Based on the genome sequence of nine Bacteroides species so far determined, the UGL gene crucial for GAG degradation is found to be included in all of the Bacteroides genome. Thus, detection of the Bacteroides UGL gene was attempted by polymerase chain reaction (PCR) amplification through a metagenomic analysis using two Japanese faeces samples. According to the nucleotide sequences of five Bacteroides UGL genes, two specific forward and reverse primers for the Bacteroides UGL gene were designed, as follows: 5′-ATBGAYAAYATGATSAAVCTSGA-3′ and 5′-GCYTGHCCRCGWGMCCA-3′ (Table S2). A gene fragment with a size of about 230 bp was predicted to be amplified from the genome of Bacteroides species through PCR using these primers. Two DNA samples were extracted from faecal samples obtained from two men in their 20’s and 40’s. Real Time (RT)-PCR toward two DNA samples in addition to genomic DNA of Bacteroides vulgatus as a positive control indicated that 230 bp DNA fragments were amplified from every DNA sample (Fig. S3). Based on the nucleotide sequences of PCR products, both the amplified DNA fragments from the two DNA samples were identified to be a part of the Bacteroides UGL gene. In order to determine the frequency of the Bacteroides UGL gene in total gut microbiota, copy numbers of the 16S rRNA and Bacteroides UGL genes were estimated from RT-PCR analysis. In the case of the man in his 40’s, copy numbers of the 16S rRNA and Bacteroides UGL genes per 1 g of faeces were 5.60 × 10¹⁰ and 7.40 × 10⁸, respectively. Similarly, copy numbers of the 16S rRNA and Bacteroides UGL genes per 1 g of faeces from the man in his 20’s were 2.07 × 10¹¹ and 6.09 × 10⁹, respectively. In this RT-PCR analysis, PCR efficiency and the correlation coefficient of the 16S rRNA gene were determined to be 0.95 and 0.999, respectively, and those of the Bacteroides UGL gene were 0.79 and 0.999, respectively.

Discussion

In the present study, we found GAG-degrading probiotics in human gut microbiota and identified their ability to show an adherence to intestinal cells through GAG for the first time. Retardant degradation of GAGs (heparin and chondroitin sulfate C) was observed by the co-culture of human gut microbiota in the nutrition medium (Figs 2 and S2), suggesting that other nutrition factors such as yeast extract and/or tryptone rather than GAGs are readily utilised, but after their consumption, GAGs were available for the microbiota and they were finally completely degraded. Therefore, human gut microbiota are considered to usually utilise food-derived nutrition factors, and subsequently GAGs produced by hosts also become targets for degradation by some genera in the microbiota. Unsaturated disaccharides have been reported to be accumulated as an end-product through reactions by degradation of chondroitin sulfates by gut microbiota in the human Chinese populations⁷. On the other hand, in the case of GAG degradation by Japanese gut microbiota, no depolymerisation products such as unsaturated GAG disaccharides were observed after prolonged reaction on the TLC plate (Fig. 2A and Fig. S2), suggesting that after depolymerisation of GAGs by polysaccharide lyases, the resultant disaccharides were finally incorporated to the cytoplasm of the lyase producers and/or other bacteria.

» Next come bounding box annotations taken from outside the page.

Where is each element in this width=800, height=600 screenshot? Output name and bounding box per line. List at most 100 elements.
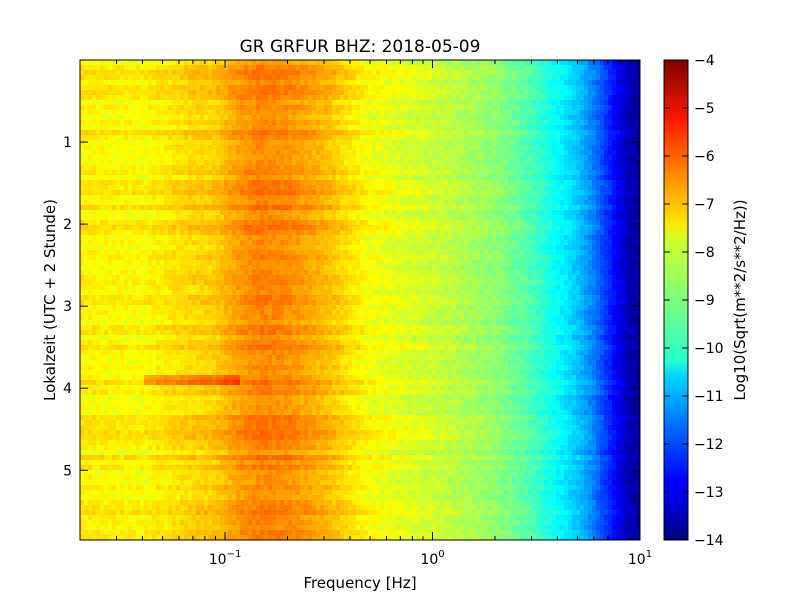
heatmap-cell: [292, 115, 297, 121]
heatmap-cell: [612, 215, 617, 221]
heatmap-cell: [616, 150, 621, 156]
heatmap-cell: [520, 110, 525, 116]
heatmap-cell: [304, 210, 309, 216]
heatmap-cell: [520, 225, 525, 231]
heatmap-cell: [412, 140, 417, 146]
heatmap-cell: [440, 170, 445, 176]
heatmap-cell: [428, 70, 433, 76]
heatmap-cell: [524, 100, 529, 106]
heatmap-cell: [612, 100, 617, 106]
heatmap-cell: [128, 220, 133, 226]
heatmap-cell: [140, 215, 145, 221]
heatmap-cell: [228, 135, 233, 141]
heatmap-cell: [428, 155, 433, 161]
heatmap-cell: [340, 195, 345, 201]
heatmap-cell: [616, 125, 621, 131]
heatmap-cell: [396, 145, 401, 151]
heatmap-cell: [332, 65, 337, 71]
heatmap-cell: [80, 230, 85, 236]
heatmap-cell: [428, 160, 433, 166]
heatmap-cell: [164, 210, 169, 216]
heatmap-cell: [436, 225, 441, 231]
heatmap-cell: [504, 95, 509, 101]
heatmap-cell: [156, 75, 161, 81]
heatmap-cell: [392, 135, 397, 141]
heatmap-cell: [468, 185, 473, 191]
heatmap-cell: [548, 165, 553, 171]
heatmap-cell: [620, 130, 625, 136]
heatmap-cell: [452, 165, 457, 171]
heatmap-cell: [412, 65, 417, 71]
heatmap-cell: [180, 170, 185, 176]
heatmap-cell: [464, 185, 469, 191]
heatmap-cell: [576, 205, 581, 211]
heatmap-cell: [540, 125, 545, 131]
heatmap-cell: [492, 110, 497, 116]
heatmap-cell: [276, 145, 281, 151]
heatmap-cell: [572, 65, 577, 71]
heatmap-cell: [488, 180, 493, 186]
heatmap-cell: [168, 180, 173, 186]
heatmap-cell: [176, 65, 181, 71]
heatmap-cell: [348, 125, 353, 131]
heatmap-cell: [612, 210, 617, 216]
heatmap-cell: [480, 155, 485, 161]
heatmap-cell: [96, 145, 101, 151]
heatmap-cell: [452, 90, 457, 96]
heatmap-cell: [124, 125, 129, 131]
heatmap-cell: [144, 155, 149, 161]
heatmap-cell: [376, 135, 381, 141]
heatmap-cell: [240, 215, 245, 221]
heatmap-cell: [616, 110, 621, 116]
heatmap-cell: [480, 175, 485, 181]
heatmap-cell: [616, 70, 621, 76]
heatmap-cell: [480, 145, 485, 151]
heatmap-cell: [376, 130, 381, 136]
heatmap-cell: [128, 80, 133, 86]
heatmap-cell: [580, 135, 585, 141]
heatmap-cell: [612, 175, 617, 181]
heatmap-cell: [472, 205, 477, 211]
heatmap-cell: [112, 190, 117, 196]
heatmap-cell: [180, 190, 185, 196]
heatmap-cell: [600, 125, 605, 131]
heatmap-cell: [596, 135, 601, 141]
heatmap-cell: [636, 180, 640, 186]
heatmap-cell: [516, 145, 521, 151]
heatmap-cell: [584, 110, 589, 116]
heatmap-cell: [208, 60, 213, 66]
heatmap-cell: [564, 200, 569, 206]
heatmap-cell: [324, 105, 329, 111]
heatmap-cell: [520, 80, 525, 86]
heatmap-cell: [180, 175, 185, 181]
heatmap-cell: [236, 180, 241, 186]
heatmap-cell: [180, 95, 185, 101]
heatmap-cell: [500, 220, 505, 226]
heatmap-cell: [156, 100, 161, 106]
heatmap-cell: [552, 190, 557, 196]
heatmap-cell: [428, 75, 433, 81]
heatmap-cell: [288, 120, 293, 126]
heatmap-cell: [252, 140, 257, 146]
heatmap-cell: [120, 225, 125, 231]
heatmap-cell: [224, 185, 229, 191]
heatmap-cell: [580, 200, 585, 206]
heatmap-cell: [248, 120, 253, 126]
heatmap-cell: [180, 130, 185, 136]
heatmap-cell: [612, 125, 617, 131]
heatmap-cell: [524, 90, 529, 96]
heatmap-cell: [572, 115, 577, 121]
heatmap-cell: [412, 190, 417, 196]
heatmap-cell: [144, 115, 149, 121]
heatmap-cell: [384, 210, 389, 216]
heatmap-cell: [88, 105, 93, 111]
heatmap-cell: [136, 110, 141, 116]
heatmap-cell: [556, 80, 561, 86]
heatmap-cell: [580, 205, 585, 211]
heatmap-cell: [292, 180, 297, 186]
heatmap-cell: [504, 60, 509, 66]
heatmap-cell: [116, 135, 121, 141]
heatmap-cell: [160, 215, 165, 221]
heatmap-cell: [320, 160, 325, 166]
heatmap-cell: [548, 75, 553, 81]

Although some enterococci have been demonstrated to show an adherence to intestinal cells through heparin and/or heparan sulfate²⁶, probiotic E. faecium strains H57 and H59 were isolated as the first GAG-degrading enterococci from human gut microbiota. Interestingly, no homologous genes coding for GAG lyases such as heparin lyases I, II, and III^27,28 were observed in the genome of E. faecium strain H57. In comparison with the predominant genus Bacteroides in human gut microbiota (Fig. 6), enterococci showed less ability to degrade GAGs (Fig. 3), suggesting that enterococci utilise unsaturated GAG disaccharides produced by other bacteria. In fact, homologous proteins and enzymes essential for the import, degradation and metabolism of unsaturated GAG disaccharides are encoded in the genome of strain H57 (Fig. 1E).

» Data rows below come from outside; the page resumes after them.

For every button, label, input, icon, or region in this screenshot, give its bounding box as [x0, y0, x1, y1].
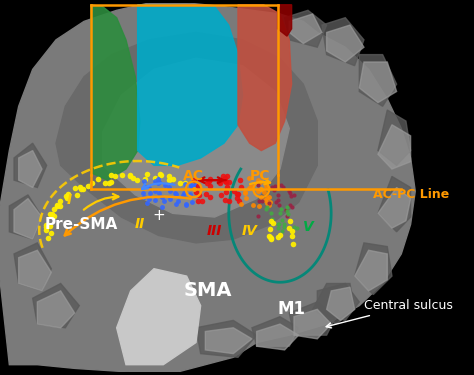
- Polygon shape: [289, 14, 322, 44]
- Polygon shape: [9, 195, 42, 239]
- Text: +: +: [152, 208, 165, 223]
- Polygon shape: [322, 18, 364, 66]
- Polygon shape: [289, 302, 336, 335]
- Polygon shape: [327, 25, 364, 62]
- Text: Pre-SMA: Pre-SMA: [45, 217, 118, 232]
- Polygon shape: [137, 5, 243, 165]
- Polygon shape: [355, 250, 387, 291]
- Polygon shape: [14, 143, 46, 188]
- Polygon shape: [278, 5, 292, 36]
- Polygon shape: [313, 284, 355, 324]
- Polygon shape: [294, 309, 331, 339]
- Polygon shape: [205, 328, 252, 354]
- Polygon shape: [359, 55, 397, 106]
- Polygon shape: [284, 10, 327, 47]
- Text: M1: M1: [278, 300, 306, 318]
- Text: IV: IV: [242, 224, 257, 238]
- Polygon shape: [18, 151, 42, 188]
- Text: Central sulcus: Central sulcus: [326, 299, 453, 328]
- Polygon shape: [378, 110, 410, 165]
- Polygon shape: [14, 243, 51, 291]
- Polygon shape: [14, 199, 42, 239]
- Polygon shape: [359, 62, 397, 103]
- Text: II: II: [135, 217, 145, 231]
- Text: AC: AC: [183, 169, 204, 183]
- Polygon shape: [56, 33, 317, 243]
- Text: PC: PC: [250, 169, 271, 183]
- Polygon shape: [0, 3, 415, 372]
- Polygon shape: [18, 250, 51, 291]
- Text: III: III: [207, 224, 222, 238]
- Polygon shape: [37, 291, 75, 328]
- Polygon shape: [103, 58, 289, 217]
- Polygon shape: [256, 324, 299, 350]
- Polygon shape: [378, 125, 410, 169]
- Polygon shape: [327, 287, 355, 320]
- Polygon shape: [238, 5, 292, 151]
- Polygon shape: [378, 188, 410, 228]
- Polygon shape: [117, 269, 201, 365]
- Text: SMA: SMA: [183, 281, 232, 300]
- Polygon shape: [252, 317, 299, 346]
- Polygon shape: [317, 284, 359, 320]
- Polygon shape: [355, 243, 392, 294]
- Text: AC-PC Line: AC-PC Line: [374, 188, 449, 201]
- Polygon shape: [378, 176, 410, 232]
- Polygon shape: [91, 5, 140, 180]
- Text: V: V: [302, 220, 313, 234]
- Text: I: I: [66, 194, 72, 207]
- Polygon shape: [33, 284, 79, 328]
- Polygon shape: [196, 320, 256, 357]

Molecular systems of depolymerisation, import, degradation and metabolism of GAGs have functionally and structurally been characterised in some pathogenic bacteria^5,6,8,9,10 (Fig. 7, left). Genes coding for enzymes and proteins constituting the molecular systems are assembled to a cluster in some bacteria such as Streptococcus, Clostridium and Streptobacillus (Fig. 1). Other than such pathogenic bacteria, some probiotic lactobacilli are found to contain a similar GAG genetic cluster in their genomes. In fact, among GAG-degrading Lactobacillus species, i.e. L. animalis, L. casei, L. pantheris, L. paracasei and L. rhamnosus shown here, L. casei, L. paracasei and L. rhamnosus included the GAG genetic cluster, although no genome sequence of L. animalis and L. pantheris is available on the KEGG database (http://www.genome.jp/kegg/catalog/org_list.html).

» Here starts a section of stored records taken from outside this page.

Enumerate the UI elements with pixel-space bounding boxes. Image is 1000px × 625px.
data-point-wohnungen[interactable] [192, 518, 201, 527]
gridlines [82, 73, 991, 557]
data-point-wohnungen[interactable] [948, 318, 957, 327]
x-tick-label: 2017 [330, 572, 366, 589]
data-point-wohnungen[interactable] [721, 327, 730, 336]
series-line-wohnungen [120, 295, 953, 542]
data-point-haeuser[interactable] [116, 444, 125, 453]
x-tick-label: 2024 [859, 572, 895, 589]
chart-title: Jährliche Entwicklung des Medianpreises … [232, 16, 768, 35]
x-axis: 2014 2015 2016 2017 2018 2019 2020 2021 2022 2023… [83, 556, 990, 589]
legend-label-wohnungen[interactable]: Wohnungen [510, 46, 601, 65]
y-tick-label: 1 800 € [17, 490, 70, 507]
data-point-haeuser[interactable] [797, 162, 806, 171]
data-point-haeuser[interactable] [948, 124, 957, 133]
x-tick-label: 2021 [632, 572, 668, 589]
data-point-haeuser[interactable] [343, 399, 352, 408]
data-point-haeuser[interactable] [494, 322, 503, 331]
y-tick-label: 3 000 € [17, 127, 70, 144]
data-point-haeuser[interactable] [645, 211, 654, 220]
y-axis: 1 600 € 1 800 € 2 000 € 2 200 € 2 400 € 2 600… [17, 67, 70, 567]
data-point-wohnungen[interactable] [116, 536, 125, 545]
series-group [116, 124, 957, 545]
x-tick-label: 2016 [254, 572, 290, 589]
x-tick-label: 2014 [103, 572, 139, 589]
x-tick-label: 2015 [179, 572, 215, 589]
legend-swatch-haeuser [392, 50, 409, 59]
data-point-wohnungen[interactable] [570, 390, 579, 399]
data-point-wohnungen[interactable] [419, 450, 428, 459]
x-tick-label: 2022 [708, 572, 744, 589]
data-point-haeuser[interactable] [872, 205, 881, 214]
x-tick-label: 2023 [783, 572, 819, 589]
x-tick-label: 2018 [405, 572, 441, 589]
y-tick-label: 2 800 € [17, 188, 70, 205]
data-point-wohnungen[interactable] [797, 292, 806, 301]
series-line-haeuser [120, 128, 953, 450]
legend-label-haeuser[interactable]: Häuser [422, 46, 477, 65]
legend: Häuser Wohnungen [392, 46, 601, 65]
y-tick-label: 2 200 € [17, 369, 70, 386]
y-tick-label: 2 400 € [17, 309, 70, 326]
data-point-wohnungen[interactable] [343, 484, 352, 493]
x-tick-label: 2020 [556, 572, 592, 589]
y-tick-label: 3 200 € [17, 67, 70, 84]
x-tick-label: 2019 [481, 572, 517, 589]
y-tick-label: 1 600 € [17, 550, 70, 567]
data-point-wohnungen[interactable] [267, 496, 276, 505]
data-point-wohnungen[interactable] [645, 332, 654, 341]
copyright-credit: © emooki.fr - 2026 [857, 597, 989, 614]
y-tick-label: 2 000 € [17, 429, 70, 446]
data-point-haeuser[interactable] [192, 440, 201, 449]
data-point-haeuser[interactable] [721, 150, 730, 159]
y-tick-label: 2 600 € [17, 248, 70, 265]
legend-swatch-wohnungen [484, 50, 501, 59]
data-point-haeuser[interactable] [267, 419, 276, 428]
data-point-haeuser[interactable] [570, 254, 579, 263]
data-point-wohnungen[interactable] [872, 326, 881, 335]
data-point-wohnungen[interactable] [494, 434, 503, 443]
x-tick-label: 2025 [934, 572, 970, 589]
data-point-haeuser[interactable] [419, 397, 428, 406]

As shown in Fig. 1C,D, the GAG cluster of Lactobacillus encodes KduI and KduD in place of streptococcal isomerase DhuI and reductase DhuD. Due to a lack of the hydroxyl group at C4 position, unsaturated glucuronic and iduronic acids generated from GAGs are identical to unsaturated galacturonic acid⁹, suggesting that the Lactobacillus KduI and KduD correspond to streptococcal GAG-metabolising DhuI and DhuD, respectively, although there is little sequence similarity between KduI and DhuI and between KduD and DhuD. Enzyme characterisation of the recombinant Lactobacillus KduI and KduD indicated that 4-deoxy-l-threo-5-hexosulose-uronate ketol-isomerase KduI catalyses the isomerase reaction from DHU to DK-II, which is further reduced to KDG by NADH-dependent reductase KduD. This is the first report to identify that KduI and KduD are crucial for GAG metabolism, and that these two metabolic enzymes together with KdgK and KdgA are also encoded in the genome of E. faecium strain H57 isolated as GAG-degrading bacterium from human gut microbiota (Fig. 1E). Therefore, based on the streptococcal system of action toward hyaluronan, the corresponding Lactobacillus model for heparin degradation was postulated in Fig. 7, right. Heparin is depolymerised to unsaturated disaccharides by heparin lyase HepC categorised to polysaccharide lyase family 12 on the basis of the primary structure. The resultant unsaturated heparin disaccharide is incorporated into cytoplasm through phosphorylation by PTS composed of EII subunits A, B, C and D. The cytoplasmic enzyme UGL degraded the unsaturated heparin disaccharide to unsaturated uronic acid and amino sugar. The resultant unsaturated uronic acid is non-enzymatically converted to DHU, which is further metabolised to pyruvate and glyceraldehyde-3-phosphate through successive reactions of isomerase KduI, NADH-dependent reductase KduD, kinase KdgK and aldolase KdgA.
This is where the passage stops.